How states of origin regulate the rights, obligations, and services they extend to their emigrants has remained mostly in the shadows of migration policy research. We have tackled this gap in the literature by advancing the Emigrant Policies Index (EMIX), which was designed for comparing the degree of adoption of emigrant policies – also called ‘diaspora-engagement policies’ – across countries in a whole region and, with the update provided in this paper, for the first time in a longitudinal direction. Having previously introduced the EMIX in a synchronic frame, this article presents its scores for 14 countries of Latin America and the Caribbean in 2015 and 2017. This effort already shows that some emigrant policies (e.g. citizenship policies) endure more than others (e.g. social policies). These suggestive findings support the need to compile not only cross-national, but also longitudinal datasets on these policies.

Policy implications

  • Emigration is not a loss for states of origin. Documenting and comparing more than a hundred programs for emigrants across countries, the EMIX shows the amplitude of efforts by states of origin to channel and encourage emigrant participation. While other researchers have abundantly shown that emigrants keep participating in their societies of origin by sending money and making political claims from abroad, our research suggests that states of origin encourage linkages also in social and cultural domains.
  • Designing good emigrant policies will not suffice if there are no administrations to support them. To reduce window-dressing and implementation gaps in the realm of emigrant policies, states of origin must develop administrative structures both at home and abroad (e.g. by improving their consular networks).

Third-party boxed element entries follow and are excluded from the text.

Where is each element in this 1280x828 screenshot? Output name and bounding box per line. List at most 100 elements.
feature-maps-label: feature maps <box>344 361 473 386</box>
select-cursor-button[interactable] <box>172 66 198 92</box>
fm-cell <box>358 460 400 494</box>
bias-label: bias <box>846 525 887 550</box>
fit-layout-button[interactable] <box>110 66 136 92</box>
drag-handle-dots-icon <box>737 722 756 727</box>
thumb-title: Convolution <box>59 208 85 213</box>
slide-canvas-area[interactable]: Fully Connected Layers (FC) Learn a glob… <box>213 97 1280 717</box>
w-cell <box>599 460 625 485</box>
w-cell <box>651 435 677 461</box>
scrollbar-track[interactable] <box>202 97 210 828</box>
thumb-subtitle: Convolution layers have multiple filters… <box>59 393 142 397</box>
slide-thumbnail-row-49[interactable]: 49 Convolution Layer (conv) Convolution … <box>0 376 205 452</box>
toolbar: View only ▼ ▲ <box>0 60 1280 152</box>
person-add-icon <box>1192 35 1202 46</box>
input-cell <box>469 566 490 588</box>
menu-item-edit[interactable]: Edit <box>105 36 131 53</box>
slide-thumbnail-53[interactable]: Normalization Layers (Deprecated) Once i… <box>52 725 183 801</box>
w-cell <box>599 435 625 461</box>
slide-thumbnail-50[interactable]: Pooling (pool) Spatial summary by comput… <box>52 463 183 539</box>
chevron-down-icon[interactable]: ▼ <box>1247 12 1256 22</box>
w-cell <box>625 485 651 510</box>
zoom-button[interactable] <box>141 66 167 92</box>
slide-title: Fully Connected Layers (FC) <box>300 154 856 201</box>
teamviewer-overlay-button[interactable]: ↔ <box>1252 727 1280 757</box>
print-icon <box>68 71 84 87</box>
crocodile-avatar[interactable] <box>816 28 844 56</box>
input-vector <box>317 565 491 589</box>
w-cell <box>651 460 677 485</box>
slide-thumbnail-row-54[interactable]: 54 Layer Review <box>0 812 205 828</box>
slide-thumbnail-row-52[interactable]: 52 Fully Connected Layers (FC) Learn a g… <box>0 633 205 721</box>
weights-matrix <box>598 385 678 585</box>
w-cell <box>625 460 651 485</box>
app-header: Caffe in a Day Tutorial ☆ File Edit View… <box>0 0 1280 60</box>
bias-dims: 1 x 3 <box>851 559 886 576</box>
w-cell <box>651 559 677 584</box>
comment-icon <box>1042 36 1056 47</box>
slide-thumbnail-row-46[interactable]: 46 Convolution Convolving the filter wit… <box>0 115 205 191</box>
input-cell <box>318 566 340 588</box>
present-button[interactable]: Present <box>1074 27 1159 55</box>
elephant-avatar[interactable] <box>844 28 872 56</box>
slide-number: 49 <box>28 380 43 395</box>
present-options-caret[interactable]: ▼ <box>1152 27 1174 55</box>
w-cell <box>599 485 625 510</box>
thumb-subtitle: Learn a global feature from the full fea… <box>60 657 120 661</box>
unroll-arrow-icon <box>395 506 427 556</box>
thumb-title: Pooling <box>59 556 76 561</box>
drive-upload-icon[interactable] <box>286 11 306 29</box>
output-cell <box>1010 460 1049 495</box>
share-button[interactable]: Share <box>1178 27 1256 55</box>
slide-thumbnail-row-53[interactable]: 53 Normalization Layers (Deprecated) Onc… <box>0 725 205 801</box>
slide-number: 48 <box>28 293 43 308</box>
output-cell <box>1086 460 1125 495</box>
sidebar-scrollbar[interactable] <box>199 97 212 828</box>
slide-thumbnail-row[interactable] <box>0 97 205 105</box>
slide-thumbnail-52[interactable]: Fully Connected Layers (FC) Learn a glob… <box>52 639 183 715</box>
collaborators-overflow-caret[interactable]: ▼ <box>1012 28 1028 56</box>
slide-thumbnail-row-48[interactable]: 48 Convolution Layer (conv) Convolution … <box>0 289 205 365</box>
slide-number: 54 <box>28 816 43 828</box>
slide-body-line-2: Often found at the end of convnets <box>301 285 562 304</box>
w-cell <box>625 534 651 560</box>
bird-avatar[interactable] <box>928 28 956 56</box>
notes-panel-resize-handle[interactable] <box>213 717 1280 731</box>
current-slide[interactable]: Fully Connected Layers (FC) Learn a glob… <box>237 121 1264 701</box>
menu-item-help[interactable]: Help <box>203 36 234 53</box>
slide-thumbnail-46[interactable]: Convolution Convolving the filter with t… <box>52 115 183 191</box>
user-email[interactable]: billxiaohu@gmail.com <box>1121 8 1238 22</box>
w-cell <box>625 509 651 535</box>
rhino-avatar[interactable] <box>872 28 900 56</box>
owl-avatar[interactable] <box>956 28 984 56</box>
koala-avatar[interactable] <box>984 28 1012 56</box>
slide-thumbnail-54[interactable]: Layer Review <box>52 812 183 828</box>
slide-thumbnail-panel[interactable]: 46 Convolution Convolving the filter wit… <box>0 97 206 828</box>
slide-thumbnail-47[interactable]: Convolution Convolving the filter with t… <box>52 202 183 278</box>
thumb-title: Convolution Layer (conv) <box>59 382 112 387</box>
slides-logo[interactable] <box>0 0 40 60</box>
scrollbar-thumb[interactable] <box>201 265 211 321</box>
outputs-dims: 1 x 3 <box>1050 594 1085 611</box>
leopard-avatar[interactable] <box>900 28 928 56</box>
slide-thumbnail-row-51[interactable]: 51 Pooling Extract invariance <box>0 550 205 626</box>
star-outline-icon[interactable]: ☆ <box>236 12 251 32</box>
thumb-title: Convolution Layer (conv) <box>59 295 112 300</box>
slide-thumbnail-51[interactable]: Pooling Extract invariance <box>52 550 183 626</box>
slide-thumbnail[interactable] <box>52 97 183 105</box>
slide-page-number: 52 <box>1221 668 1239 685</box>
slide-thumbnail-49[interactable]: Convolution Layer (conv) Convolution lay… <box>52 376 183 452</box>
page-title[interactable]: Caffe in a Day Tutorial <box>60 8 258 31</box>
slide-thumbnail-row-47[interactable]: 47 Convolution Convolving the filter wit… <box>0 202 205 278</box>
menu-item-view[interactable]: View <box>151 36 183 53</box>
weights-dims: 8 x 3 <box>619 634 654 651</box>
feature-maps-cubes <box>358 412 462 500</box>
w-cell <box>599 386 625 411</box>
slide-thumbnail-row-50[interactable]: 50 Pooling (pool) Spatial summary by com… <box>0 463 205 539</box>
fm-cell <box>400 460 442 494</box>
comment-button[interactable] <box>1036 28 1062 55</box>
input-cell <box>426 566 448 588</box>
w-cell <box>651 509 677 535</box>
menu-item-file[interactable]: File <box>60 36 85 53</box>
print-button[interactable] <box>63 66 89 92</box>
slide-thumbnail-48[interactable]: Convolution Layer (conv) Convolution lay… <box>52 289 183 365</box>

  • Across countries, migration policies should not be analyzed only from the perspective of states of reception, but also from that of states of origin. The reason for this is that emigrant policies can be a key to the integration of emigrants in states of reception. We need to learn more about how emigrant policies and integration and immigration policies interact.
  • Most academic work on migration policies focuses on observing, measuring, and comparing immigrant inclusion and integration policies. The study and evaluation of emigrant policies still needs to catch up with the level of refinement in data collection and analysis on the immigration policy side. To close this gap, governments, international organizations, and researchers must devote more human and financial resources to the collection of longitudinal data on emigrant policies for many countries and across regions.